The zoo has been Ruby's home since 1988, when the Virginia Game Commission seized her from a Danville man. In 1991, Ruby moved from a cramped corncrib to a new $65,000 habitat, paid for by individual and corporate donations.

The zoo has applied to become part of a worldwide conservation effort - called "Species Survival Plan" - to prevent the five remaining subspecies of tigers, all endangered, from becoming extinct. The five remaining subspecies are Siberian, Sumatran, Indochinese, Bengal and South China.

Ninety-three zoos in the United States and Canada participate in the conservation effort. Fifty-six of them have Siberian tigers. Of those, about 35 have bred them, said Kathy Traylor-Holzer, conservation biologist with the Minnesota Zoo, where the species survival plan for the Siberian tiger is based.

Zoos participate in the conservation effort not only by breeding tigers but also by conducting research and housing tigers that may be past their breeding prime but need a place to live. Virginia Tech's College of Veterinary Science and Medicine will help the Mill Mountain Zoo on the research end, Poff said.

"We're committed to this until it's accomplished," Poff said. "We owe it to the Siberian tiger to get the facility going.

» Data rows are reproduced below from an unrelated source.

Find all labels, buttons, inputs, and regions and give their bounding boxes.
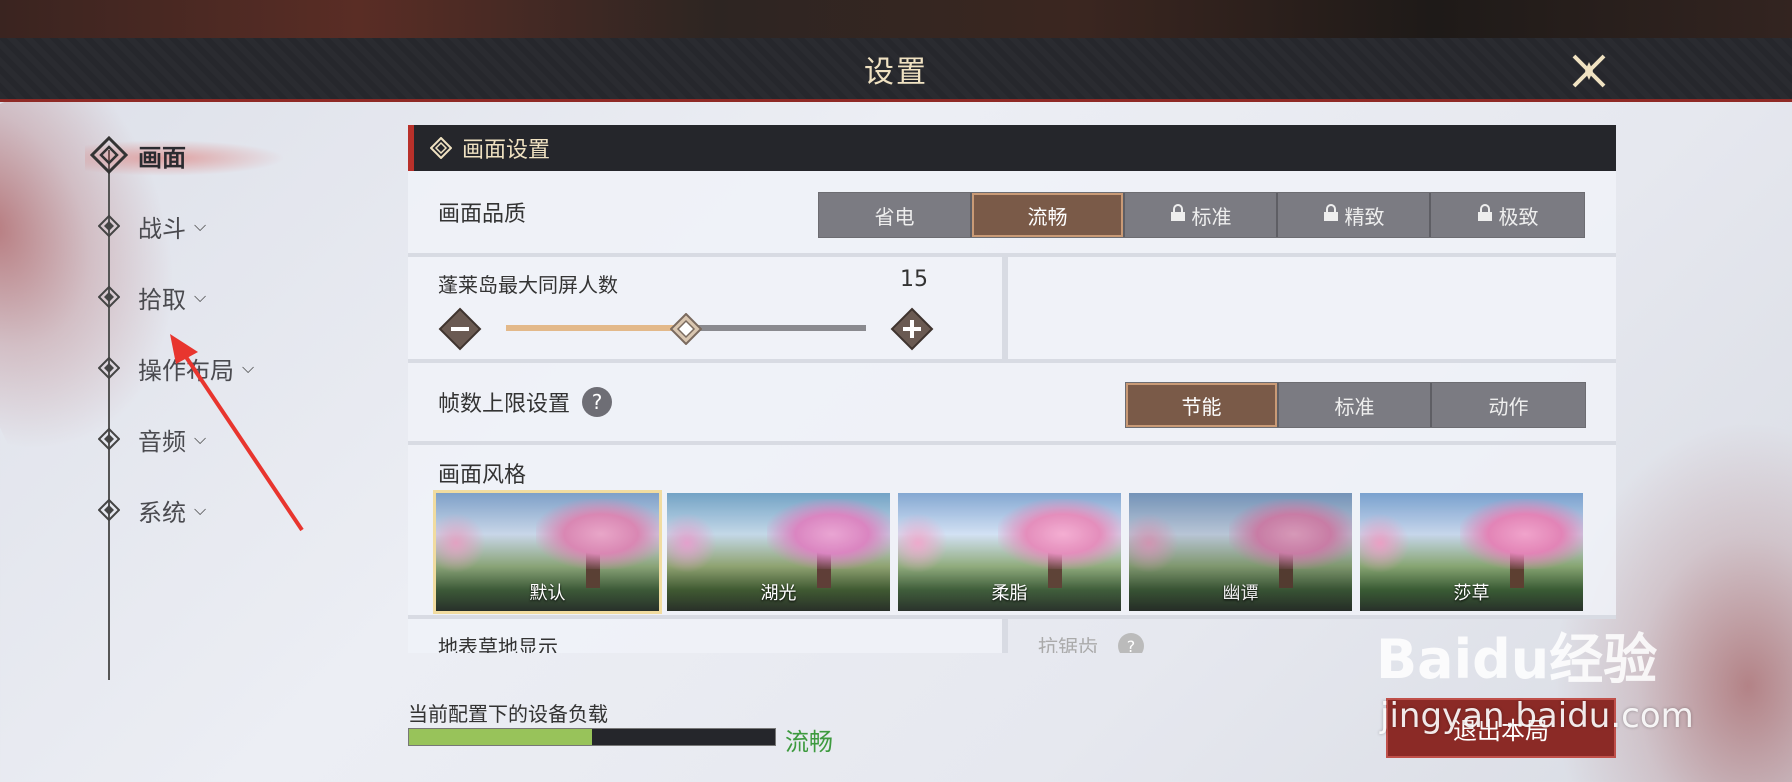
nav-item-graphics[interactable]: 画面 xyxy=(90,135,310,175)
settings-panel: 画面设置 画面品质 省电 流畅 标准 精致 极致 蓬莱岛最大同屏人数 15 帧数… xyxy=(408,125,1616,653)
lock-icon xyxy=(1170,203,1186,227)
style-row: 画面风格 默认 湖光 柔脂 幽谭 莎草 xyxy=(408,445,1616,619)
slider-thumb-icon xyxy=(669,312,703,346)
slider-fill xyxy=(506,325,686,331)
quality-option-smooth[interactable]: 流畅 xyxy=(972,193,1125,237)
background-art xyxy=(0,0,1792,38)
minus-icon xyxy=(438,307,482,351)
baidu-watermark-logo: Baidu经验 xyxy=(1376,628,1657,691)
scene-art xyxy=(1129,513,1179,573)
nav-item-label: 战斗 xyxy=(138,214,186,243)
plus-icon xyxy=(890,307,934,351)
chevron-down-icon: ⌵ xyxy=(194,216,207,235)
option-label: 节能 xyxy=(1181,394,1222,419)
scene-art xyxy=(767,499,890,569)
style-option-label: 幽谭 xyxy=(1222,583,1259,604)
style-option-deep-pool[interactable]: 幽谭 xyxy=(1129,493,1352,611)
style-option-lake[interactable]: 湖光 xyxy=(667,493,890,611)
quality-row: 画面品质 省电 流畅 标准 精致 极致 xyxy=(408,171,1616,257)
nav-item-pickup[interactable]: 拾取 ⌵ xyxy=(90,277,310,317)
device-load-bar xyxy=(408,728,776,746)
player-count-row: 蓬莱岛最大同屏人数 15 xyxy=(408,257,1616,363)
diamond-icon xyxy=(430,137,452,159)
watermark-text: jingyan.baidu.com xyxy=(1380,696,1694,736)
diamond-active-icon xyxy=(90,136,128,174)
scene-art xyxy=(667,513,717,573)
diamond-icon xyxy=(90,420,128,458)
fps-selector: 节能 标准 动作 xyxy=(1125,382,1586,428)
diamond-icon xyxy=(90,278,128,316)
svg-text:Baidu经验: Baidu经验 xyxy=(1376,628,1657,691)
nav-item-label: 画面 xyxy=(138,143,186,172)
decrease-button[interactable] xyxy=(438,307,482,351)
help-icon[interactable]: ? xyxy=(1118,633,1144,653)
scene-art xyxy=(436,513,486,573)
style-option-soft[interactable]: 柔脂 xyxy=(898,493,1121,611)
lock-icon xyxy=(1477,203,1493,227)
section-title: 画面设置 xyxy=(462,138,551,163)
quality-selector: 省电 流畅 标准 精致 极致 xyxy=(818,192,1585,238)
device-load-label: 当前配置下的设备负载 xyxy=(408,702,608,726)
player-count-value: 15 xyxy=(900,267,928,292)
option-label: 精致 xyxy=(1344,204,1385,229)
player-count-label: 蓬莱岛最大同屏人数 xyxy=(438,273,618,297)
nav-item-combat[interactable]: 战斗 ⌵ xyxy=(90,206,310,246)
close-button[interactable] xyxy=(1566,48,1612,94)
lock-icon xyxy=(1323,203,1339,227)
fps-option-standard[interactable]: 标准 xyxy=(1279,383,1432,427)
empty-cell xyxy=(1008,257,1616,359)
option-label: 动作 xyxy=(1488,394,1529,419)
page-title: 设置 xyxy=(864,54,928,90)
option-label: 标准 xyxy=(1334,394,1375,419)
option-label: 标准 xyxy=(1191,204,1232,229)
help-icon[interactable]: ? xyxy=(582,387,613,417)
style-option-label: 柔脂 xyxy=(991,583,1028,604)
device-load-fill xyxy=(409,729,592,745)
style-option-label: 湖光 xyxy=(760,583,797,604)
diamond-icon xyxy=(90,207,128,245)
increase-button[interactable] xyxy=(890,307,934,351)
device-load-status: 流畅 xyxy=(785,728,833,756)
close-icon xyxy=(1572,54,1606,88)
player-count-cell: 蓬莱岛最大同屏人数 15 xyxy=(408,257,1008,359)
quality-option-power-save[interactable]: 省电 xyxy=(819,193,972,237)
option-label: 流畅 xyxy=(1027,204,1068,229)
scene-art xyxy=(1460,499,1583,569)
chevron-down-icon: ⌵ xyxy=(194,287,207,306)
fps-option-action[interactable]: 动作 xyxy=(1432,383,1585,427)
style-thumbnails: 默认 湖光 柔脂 幽谭 莎草 xyxy=(433,490,1583,614)
grass-display-cell[interactable]: 地表草地显示 xyxy=(408,619,1008,653)
style-option-sedge[interactable]: 莎草 xyxy=(1360,493,1583,611)
quality-option-standard[interactable]: 标准 xyxy=(1125,193,1278,237)
scene-art xyxy=(998,499,1121,569)
quality-option-fine[interactable]: 精致 xyxy=(1278,193,1431,237)
red-arrow-annotation xyxy=(170,334,304,532)
option-label: 极致 xyxy=(1498,204,1539,229)
quality-option-ultra[interactable]: 极致 xyxy=(1431,193,1584,237)
scene-art xyxy=(1229,499,1352,569)
antialias-label: 抗锯齿 xyxy=(1038,635,1098,653)
style-option-label: 莎草 xyxy=(1453,583,1490,604)
fps-label: 帧数上限设置 xyxy=(438,392,571,417)
title-bar: 设置 xyxy=(0,38,1792,102)
section-header: 画面设置 xyxy=(408,125,1616,171)
grass-display-label: 地表草地显示 xyxy=(438,635,558,653)
scene-art xyxy=(1360,513,1410,573)
style-option-label: 默认 xyxy=(529,583,566,604)
quality-label: 画面品质 xyxy=(438,202,527,227)
option-label: 省电 xyxy=(874,204,915,229)
style-option-default[interactable]: 默认 xyxy=(433,490,662,614)
slider-thumb[interactable] xyxy=(669,312,703,346)
diamond-icon xyxy=(90,491,128,529)
nav-item-label: 拾取 xyxy=(138,285,186,314)
diamond-icon xyxy=(90,349,128,387)
scene-art xyxy=(898,513,948,573)
scene-art xyxy=(536,499,659,569)
style-label: 画面风格 xyxy=(438,463,527,488)
fps-row: 帧数上限设置 ? 节能 标准 动作 xyxy=(408,363,1616,445)
fps-option-power-save[interactable]: 节能 xyxy=(1126,383,1279,427)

"This is going to be the largest Siberian tiger facility in the country. It's going to be the main focus, the main support for that species."

Whether Mill Mountain Zoo's proposed breeding facility would be the largest in the country for Siberian tigers is difficult to determine, Traylor-Holzer said. It would depend on criteria used to measure "largest," she said.

"How many tigers does it hold? How many breeding pairs could they take care of, and mothers and cubs?" she asked. "Not knowing that, I can't refute or support that statement."

The Minnesota Zoo has 11 Siberian tigers, Traylor-Holzer said.

Ruby, because of her unclear genetic history, will serve only as mascot of the tiger rescue effort.

"We don't have a clear definition of who she is," Poff said. "She doesn't have a good genetic history and we have to keep the gene lines very clean. She won't be a mom, she'll be a great-aunt.

"But she'll have her name attached to the program forever and ever. That is a contribution she can give back to her entire subspecies. And we think we want to do that for Ruby."